In biological systems, development is a fascinating and very complex process that involves following an extremely intricate program coded in the organism's genome. One of the crucial stages in the development of an organism is that of pattern formation, where the fundamental body axes of the individual are outlined. It is now evident that gene regulatory networks play a central role in the development and metabolism of living organisms. Moreover, it has been discovered in recent years that the diverse cell patterns created during the developmental stages are mainly due to the selective activation and inhibition of very specific regulatory genes. Over the years, artificial models of cellular development have been proposed with the objective of understanding how complex structures and patterns can emerge from one or a small group of initial undifferentiated cells. An artificial development model that generates cell patterns by means of the selective activation and inhibition of development genes under the constraints of morphogenetic gradients is proposed here. Cellular growth is achieved through the expression of structural genes, which are in turn controlled by an Artificial Regulatory Network (ARN) evolved by a Genetic Algorithm (GA). The ARN determines when cells are allowed to grow and which gene to use for reproduction, while morphogenetic gradients constrain the position at which cells can replicate.
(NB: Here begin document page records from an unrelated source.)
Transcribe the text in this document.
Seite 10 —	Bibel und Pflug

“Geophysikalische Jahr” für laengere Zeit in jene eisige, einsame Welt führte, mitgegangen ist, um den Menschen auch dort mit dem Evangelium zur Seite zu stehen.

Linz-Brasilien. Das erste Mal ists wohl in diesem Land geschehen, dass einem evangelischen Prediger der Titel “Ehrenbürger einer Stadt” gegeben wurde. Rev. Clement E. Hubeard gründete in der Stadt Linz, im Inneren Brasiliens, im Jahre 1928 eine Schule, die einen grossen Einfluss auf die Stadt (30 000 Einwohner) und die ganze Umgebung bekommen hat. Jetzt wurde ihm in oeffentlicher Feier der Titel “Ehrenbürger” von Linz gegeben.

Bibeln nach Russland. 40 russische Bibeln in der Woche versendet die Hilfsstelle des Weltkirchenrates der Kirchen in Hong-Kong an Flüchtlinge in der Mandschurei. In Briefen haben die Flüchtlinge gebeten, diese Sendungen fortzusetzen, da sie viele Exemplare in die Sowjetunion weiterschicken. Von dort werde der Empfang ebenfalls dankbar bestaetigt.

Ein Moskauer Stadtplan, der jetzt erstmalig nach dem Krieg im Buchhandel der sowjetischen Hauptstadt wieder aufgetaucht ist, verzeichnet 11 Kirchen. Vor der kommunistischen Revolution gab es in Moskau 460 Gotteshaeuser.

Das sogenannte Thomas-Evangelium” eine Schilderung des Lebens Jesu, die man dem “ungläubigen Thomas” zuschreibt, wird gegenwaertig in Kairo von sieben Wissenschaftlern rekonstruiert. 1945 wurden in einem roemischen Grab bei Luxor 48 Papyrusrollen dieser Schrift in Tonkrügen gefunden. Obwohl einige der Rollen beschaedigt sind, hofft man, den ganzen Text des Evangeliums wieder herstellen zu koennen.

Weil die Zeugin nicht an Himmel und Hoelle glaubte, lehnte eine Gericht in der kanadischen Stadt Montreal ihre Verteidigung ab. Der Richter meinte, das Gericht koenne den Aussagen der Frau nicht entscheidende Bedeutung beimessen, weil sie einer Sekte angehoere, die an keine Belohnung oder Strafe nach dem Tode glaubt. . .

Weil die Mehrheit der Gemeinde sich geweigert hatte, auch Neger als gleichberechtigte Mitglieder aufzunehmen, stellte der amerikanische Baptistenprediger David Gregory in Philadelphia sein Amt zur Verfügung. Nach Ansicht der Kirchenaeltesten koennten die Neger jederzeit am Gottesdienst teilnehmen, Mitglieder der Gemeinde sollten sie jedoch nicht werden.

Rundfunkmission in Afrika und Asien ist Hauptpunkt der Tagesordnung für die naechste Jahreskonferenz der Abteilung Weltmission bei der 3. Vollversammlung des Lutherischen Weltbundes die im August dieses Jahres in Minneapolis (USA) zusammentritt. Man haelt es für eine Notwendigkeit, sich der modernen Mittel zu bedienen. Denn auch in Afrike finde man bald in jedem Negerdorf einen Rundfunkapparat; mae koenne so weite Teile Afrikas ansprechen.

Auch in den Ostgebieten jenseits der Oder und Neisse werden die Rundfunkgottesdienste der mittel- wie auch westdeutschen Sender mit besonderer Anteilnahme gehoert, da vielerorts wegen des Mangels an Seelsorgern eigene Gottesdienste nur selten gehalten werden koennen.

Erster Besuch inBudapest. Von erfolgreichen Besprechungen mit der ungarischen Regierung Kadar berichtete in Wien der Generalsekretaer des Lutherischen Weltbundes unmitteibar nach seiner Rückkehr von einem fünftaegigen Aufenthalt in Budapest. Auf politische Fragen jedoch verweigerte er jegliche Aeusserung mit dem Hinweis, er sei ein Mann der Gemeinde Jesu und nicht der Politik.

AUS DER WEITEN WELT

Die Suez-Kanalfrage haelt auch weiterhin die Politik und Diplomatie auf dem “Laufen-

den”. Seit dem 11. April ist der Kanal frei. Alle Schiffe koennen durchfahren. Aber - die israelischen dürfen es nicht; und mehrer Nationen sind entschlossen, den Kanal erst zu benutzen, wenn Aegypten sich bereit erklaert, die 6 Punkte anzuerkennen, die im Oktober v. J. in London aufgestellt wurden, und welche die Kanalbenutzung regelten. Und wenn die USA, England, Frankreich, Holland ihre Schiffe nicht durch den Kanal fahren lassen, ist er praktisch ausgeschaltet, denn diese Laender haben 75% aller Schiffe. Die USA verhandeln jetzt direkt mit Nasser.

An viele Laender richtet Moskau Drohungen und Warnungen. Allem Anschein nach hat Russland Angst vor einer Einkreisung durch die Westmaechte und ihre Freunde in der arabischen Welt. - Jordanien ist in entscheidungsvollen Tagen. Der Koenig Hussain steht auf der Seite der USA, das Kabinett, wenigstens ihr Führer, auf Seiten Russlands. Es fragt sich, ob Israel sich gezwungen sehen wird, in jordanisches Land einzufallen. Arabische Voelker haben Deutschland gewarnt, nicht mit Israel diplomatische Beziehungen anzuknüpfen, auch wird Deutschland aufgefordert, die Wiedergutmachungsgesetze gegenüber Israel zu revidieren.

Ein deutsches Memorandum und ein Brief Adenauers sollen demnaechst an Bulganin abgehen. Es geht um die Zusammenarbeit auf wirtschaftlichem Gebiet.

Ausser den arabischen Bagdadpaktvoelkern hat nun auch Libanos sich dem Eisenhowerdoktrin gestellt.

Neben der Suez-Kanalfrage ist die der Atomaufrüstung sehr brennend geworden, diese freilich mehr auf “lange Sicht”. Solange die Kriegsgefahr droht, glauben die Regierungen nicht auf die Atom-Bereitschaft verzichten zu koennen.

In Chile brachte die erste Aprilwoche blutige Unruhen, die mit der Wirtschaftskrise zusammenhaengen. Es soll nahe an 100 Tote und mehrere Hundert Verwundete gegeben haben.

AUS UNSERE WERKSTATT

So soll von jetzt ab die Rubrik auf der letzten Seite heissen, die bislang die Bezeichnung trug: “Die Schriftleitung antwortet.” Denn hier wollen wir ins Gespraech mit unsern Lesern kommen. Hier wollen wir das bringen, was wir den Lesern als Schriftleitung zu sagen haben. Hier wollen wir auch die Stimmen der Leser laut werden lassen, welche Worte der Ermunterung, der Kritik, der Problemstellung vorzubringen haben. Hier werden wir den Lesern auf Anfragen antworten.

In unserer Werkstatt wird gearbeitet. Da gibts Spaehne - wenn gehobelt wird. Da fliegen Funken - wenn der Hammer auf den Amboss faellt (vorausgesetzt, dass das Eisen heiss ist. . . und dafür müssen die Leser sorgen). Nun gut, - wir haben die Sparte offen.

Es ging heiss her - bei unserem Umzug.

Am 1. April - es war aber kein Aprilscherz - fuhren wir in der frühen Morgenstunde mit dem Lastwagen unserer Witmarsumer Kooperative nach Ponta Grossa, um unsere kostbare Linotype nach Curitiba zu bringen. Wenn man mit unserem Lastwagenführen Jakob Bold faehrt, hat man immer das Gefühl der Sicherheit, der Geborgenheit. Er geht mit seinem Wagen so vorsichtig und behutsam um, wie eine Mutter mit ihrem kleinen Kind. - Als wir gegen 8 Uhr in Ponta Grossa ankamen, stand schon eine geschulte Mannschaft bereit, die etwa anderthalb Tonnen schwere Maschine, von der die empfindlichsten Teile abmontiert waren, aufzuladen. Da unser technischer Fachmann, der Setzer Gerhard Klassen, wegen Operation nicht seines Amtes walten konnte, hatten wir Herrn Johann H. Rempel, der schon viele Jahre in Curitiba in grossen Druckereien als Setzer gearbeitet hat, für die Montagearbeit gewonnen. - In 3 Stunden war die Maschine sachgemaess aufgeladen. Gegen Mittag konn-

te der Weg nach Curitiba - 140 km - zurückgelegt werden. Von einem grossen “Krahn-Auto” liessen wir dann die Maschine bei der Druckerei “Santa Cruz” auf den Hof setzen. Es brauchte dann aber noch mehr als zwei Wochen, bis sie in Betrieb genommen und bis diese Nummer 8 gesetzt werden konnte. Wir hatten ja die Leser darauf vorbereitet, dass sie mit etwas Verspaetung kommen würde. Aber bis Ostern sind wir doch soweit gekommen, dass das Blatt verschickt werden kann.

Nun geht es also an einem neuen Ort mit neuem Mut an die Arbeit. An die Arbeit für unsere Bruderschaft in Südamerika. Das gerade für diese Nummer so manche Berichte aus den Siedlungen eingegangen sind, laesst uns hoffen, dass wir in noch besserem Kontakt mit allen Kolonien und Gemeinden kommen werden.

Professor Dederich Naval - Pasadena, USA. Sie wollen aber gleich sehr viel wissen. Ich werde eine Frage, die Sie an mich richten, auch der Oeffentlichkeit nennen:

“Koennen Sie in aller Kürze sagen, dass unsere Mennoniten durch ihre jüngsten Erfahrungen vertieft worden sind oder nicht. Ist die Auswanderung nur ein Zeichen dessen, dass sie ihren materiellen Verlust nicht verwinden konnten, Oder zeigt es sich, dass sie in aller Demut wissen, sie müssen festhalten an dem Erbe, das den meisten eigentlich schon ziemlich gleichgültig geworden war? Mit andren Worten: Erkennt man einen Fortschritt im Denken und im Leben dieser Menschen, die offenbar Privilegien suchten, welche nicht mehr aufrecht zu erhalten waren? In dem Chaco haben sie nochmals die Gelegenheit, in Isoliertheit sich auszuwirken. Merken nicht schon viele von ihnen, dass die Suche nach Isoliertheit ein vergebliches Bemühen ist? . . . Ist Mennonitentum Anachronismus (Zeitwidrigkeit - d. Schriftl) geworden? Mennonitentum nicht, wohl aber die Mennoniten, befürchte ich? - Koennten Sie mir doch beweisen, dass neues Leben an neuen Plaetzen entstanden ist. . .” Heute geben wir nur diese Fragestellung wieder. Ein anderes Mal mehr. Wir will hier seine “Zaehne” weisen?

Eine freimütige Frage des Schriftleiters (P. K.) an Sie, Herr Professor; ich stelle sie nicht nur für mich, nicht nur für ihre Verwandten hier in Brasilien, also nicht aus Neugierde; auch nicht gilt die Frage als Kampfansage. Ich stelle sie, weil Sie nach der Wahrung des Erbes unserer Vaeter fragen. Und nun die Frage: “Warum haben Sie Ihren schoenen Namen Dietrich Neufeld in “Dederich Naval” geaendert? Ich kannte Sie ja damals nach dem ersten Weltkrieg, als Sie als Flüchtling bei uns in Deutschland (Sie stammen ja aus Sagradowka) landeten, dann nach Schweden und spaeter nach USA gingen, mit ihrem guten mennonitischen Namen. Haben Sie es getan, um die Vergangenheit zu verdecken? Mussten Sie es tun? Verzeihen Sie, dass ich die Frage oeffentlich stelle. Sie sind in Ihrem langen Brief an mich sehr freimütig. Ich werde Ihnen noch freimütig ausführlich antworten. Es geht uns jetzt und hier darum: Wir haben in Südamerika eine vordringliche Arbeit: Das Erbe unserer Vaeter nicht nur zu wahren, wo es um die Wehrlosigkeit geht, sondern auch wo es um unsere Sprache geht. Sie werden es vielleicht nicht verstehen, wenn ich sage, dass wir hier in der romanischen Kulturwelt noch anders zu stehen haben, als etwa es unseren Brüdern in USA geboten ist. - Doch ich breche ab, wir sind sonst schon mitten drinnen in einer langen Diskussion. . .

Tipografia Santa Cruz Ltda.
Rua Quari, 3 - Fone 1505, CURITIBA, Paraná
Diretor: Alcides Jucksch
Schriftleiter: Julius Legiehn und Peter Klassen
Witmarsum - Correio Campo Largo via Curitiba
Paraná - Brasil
Both the ARN and the structural genes constitute the artificial cell's genome. In order to test the functionality of the development program found by the GA, the evolved genome was applied to a cellular growth testbed that has been successfully used in the past to develop simple 2D and 3D geometrical shapes (Chavoya & Duthen, 2006b). The artificial development model for cell pattern generation was based on the cellular automata (CA) paradigm. CA have previously been used to study form generation, as they provide an excellent framework for modelling local interactions that give rise to emergent properties in complex systems. Morphogenetic gradients were used to provide cells with positional information that constrained cellular replication. After a genome was evolved, a single cell in the middle of the CA lattice was allowed to reproduce until a cell pattern was formed. The model was applied to the canonical problem in cellular development of growing a French flag pattern.